# Logistic Regression is a 1 Layer Neural Network

## Summary: The purpose of this tutorial is to demystify an increasingly popular method in machine learning: neural networks. Here, the reader will see that logistic regression can be framed as a specific architecture of a neural network. 

## The tutorial is presented in R in an effort to appeal to data professionals who may not consider themselves machine learning practitioners. The only prerequisites are experience with logistic regression and familiarity with calculus concepts.

In [1]:
# Make sure the required packages are installed if they aren't already.

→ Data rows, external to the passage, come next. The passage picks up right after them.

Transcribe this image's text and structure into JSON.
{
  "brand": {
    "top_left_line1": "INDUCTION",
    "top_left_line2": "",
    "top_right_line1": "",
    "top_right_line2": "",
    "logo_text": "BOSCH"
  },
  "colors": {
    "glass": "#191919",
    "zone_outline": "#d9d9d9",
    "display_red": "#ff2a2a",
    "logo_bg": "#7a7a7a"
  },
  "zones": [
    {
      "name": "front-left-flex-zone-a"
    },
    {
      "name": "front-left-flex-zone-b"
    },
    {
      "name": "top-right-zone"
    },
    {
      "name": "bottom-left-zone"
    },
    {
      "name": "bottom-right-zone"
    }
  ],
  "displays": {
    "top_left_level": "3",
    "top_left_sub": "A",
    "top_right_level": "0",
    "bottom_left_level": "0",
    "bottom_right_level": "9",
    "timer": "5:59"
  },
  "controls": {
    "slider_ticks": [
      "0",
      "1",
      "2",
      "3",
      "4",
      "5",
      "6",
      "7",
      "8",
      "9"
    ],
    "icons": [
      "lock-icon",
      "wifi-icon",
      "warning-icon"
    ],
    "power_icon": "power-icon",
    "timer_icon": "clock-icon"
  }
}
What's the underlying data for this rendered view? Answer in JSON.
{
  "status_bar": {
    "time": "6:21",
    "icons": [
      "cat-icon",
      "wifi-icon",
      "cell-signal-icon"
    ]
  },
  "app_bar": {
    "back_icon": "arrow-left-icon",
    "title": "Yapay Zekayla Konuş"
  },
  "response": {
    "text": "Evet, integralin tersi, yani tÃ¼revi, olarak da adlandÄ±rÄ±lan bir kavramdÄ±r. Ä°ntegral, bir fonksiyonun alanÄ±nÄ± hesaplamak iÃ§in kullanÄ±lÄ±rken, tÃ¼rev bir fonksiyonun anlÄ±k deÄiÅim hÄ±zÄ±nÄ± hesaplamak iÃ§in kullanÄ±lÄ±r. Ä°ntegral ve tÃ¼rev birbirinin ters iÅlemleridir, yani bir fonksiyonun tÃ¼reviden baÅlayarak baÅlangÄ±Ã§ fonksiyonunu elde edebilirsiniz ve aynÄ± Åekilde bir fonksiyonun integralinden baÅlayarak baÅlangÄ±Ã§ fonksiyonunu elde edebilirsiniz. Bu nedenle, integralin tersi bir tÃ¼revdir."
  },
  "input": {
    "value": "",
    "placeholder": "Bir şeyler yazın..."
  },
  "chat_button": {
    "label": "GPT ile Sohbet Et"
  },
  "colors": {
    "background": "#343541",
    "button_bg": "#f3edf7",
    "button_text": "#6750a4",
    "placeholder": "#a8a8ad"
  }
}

for (package in c("keras", "mlbench")) {
    if (!(package %in% installed.packages()[, "Package"])) {
        install.packages(package)
    }
}

### [Keras](https://keras.io/) is a machine learning library that is a front-end to other deep learning frameworks such as TensorFlow and Theano. Here we import the R interface to Keras.

In [2]:
library(keras)
library(mlbench)

### Read a sample dataset in. Here we're using the [Pima Indians Diabetes Data Set ](https://archive.ics.uci.edu/ml/datasets/pima+indians+diabetes).

In [3]:
data(PimaIndiansDiabetes)

In [4]:
head(PimaIndiansDiabetes)

pregnant,glucose,pressure,triceps,insulin,mass,pedigree,age,diabetes
6,148,72,35,0,33.6,0.627,50,pos
1,85,66,29,0,26.6,0.351,31,neg
8,183,64,0,0,23.3,0.672,32,pos
1,89,66,23,94,28.1,0.167,21,neg
0,137,40,35,168,43.1,2.288,33,pos
5,116,74,0,0,25.6,0.201,30,neg


### Replace variable 'diabetes' with binary {0, 1}.

In [5]:
PimaIndiansDiabetes$diabetes <- ifelse(PimaIndiansDiabetes$diabetes=="pos", 1, 0)

In [6]:
data <- PimaIndiansDiabetes

In [7]:
X <- as.matrix(data[, seq(1,8)])
Y <- as.matrix(data[, 9])


# Below is optional for the given exercise.
sample_size <- floor(0.75 * nrow(data))
train_ind <- sample(seq_len(nrow(data)), size = sample_size)
x_train <- X[train_ind, ]
y_train <- Y[train_ind, ]
x_test <- X[-train_ind, ]
y_test <- Y[-train_ind, ]

In [8]:
# dim(data) = n x k
# dim(weights) = k x 1
# dim(output) = n x 1

# dim(X)[2] = k
inputs <- layer_input(shape = c(dim(X)[2]))
 
# Model will be only 1 layer (besides input) -- the weight layer and the output (argument in layer_dense)
outputs <- inputs %>%
    # activation is sigmoid because we're dealing with logistic regression. It's the same as 
    # logit function -> 1 / (1 + exp(-X %*% W)). We're leaving out intercept (bias).
    layer_dense(units = 1, activation = 'sigmoid', use_bias = FALSE)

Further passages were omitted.